Could you provide your input file where this fails?

maxnoe commented 3 weeks ago

Here is the example for LST data that contains pedestal events, with a filter for the event type:

def test_integrator_simtel():
    """Test the integrator works on actual simulation events"""
    from ctapipe.io import EventSource
    from ctapipe.calib.camera.pedestals import PedestalIntegrator

    # test on actual calibration events from LST
    tel_id = 1
    input_url = "dataset://lst_prod3_calibration_and_mcphotons.simtel.zst"
    with EventSource(input_url, focal_length_choice="EQUIVALENT", skip_calibration_events=False) as source:
        ped_calculator = PedestalIntegrator(
            subarray=source.subarray,
            charge_product="FixedWindowSum",
            sample_size=10000,
            tel_id=tel_id,
        )

        n_events = 0
        for event in source:
            if event.trigger.event_type != EventType.SKY_PEDESTAL:
                continue

            ped_calculator.calculate_pedestals(event)
            n_events += 1

        assert n_events > 0
cbadams2 commented 3 weeks ago

Thanks for the additional comments. My test dataset is dataset://proton_40deg_0deg_run2083___cta-prod3-sct_desert-2150m-Paranal-SCT.simtel.gz. I see it does seem to work when I run:

source = SimTelEventSource(filename, focal_length_choice='EQUIVALENT', max_events=10, select_gain=False,  skip_calibration_events=False, allowed_tels={2})
for event in source:
    calib = CameraCalibrator(subarray=source.subarray)
    calib(event)

    ped_calculator.calculate_pedestals(event)

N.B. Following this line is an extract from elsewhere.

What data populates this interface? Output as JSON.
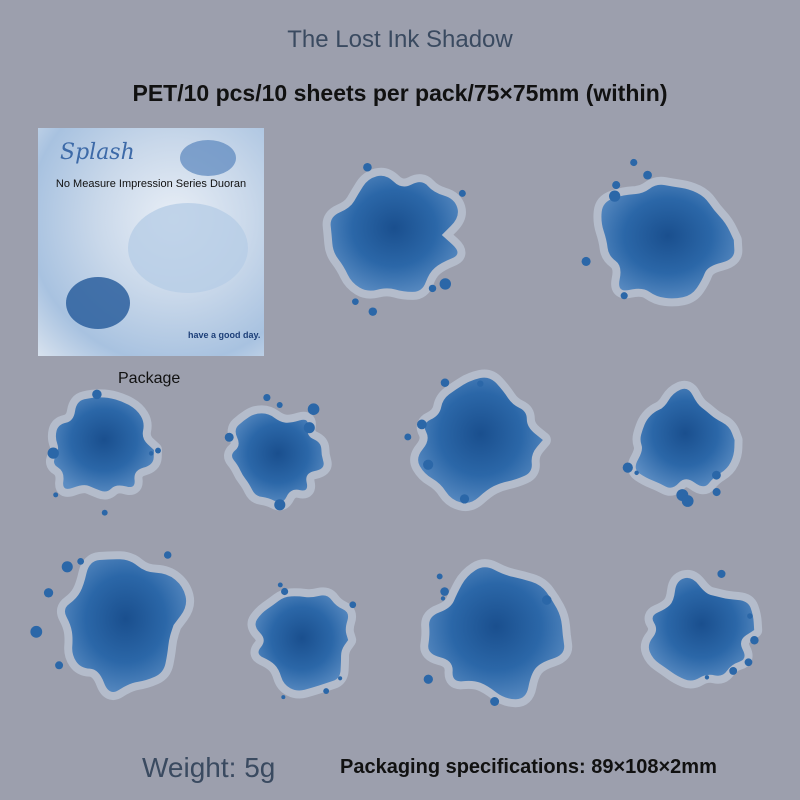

I will admit to being quite naive here and not knowing what exactly this this is doing. It's difficult to tell how the pedestal is being extracted from the waveforms, and which pixels it is pulling them from. Will it be contaminated by the signal portion of the waveforms/images?

In each event iteration, I see that event.mon.tel[2].pedestal.charge_std.shape maintains the shape (1, 11328). I suppose this must mean that the charge_std is an iteratively calculated variable that calculates the standard deviation of each pixel's charge distribution as events are iterated over.. Is the per pixel charge distribution retained at all in this process?

maxnoe commented 3 weeks ago

dataset://proton_40deg_0deg_run2083___cta-prod3-sct_desert-2150m-Paranal-SCT.simtel.gz

This dataset does not seem to exist on the ctapipe test server. Are you using your own resources repository?

I will admit to being quite naive here and not knowing what exactly this this is doing. It's difficult to tell how the pedestal is being extracted from the waveforms, and which pixels it is pulling them from.

The PedestalIntegrator will extract an image for each event using its own ImageExtractor and collect these images.

Then, every sample_size events (or time based) it will compute statistics on the collected events for each pixel.

Without knowing what kind of file you use, I'd expect it to only contain physics events, which will mean that you compute the charge std including the pixels that contain actual Cherenkov light.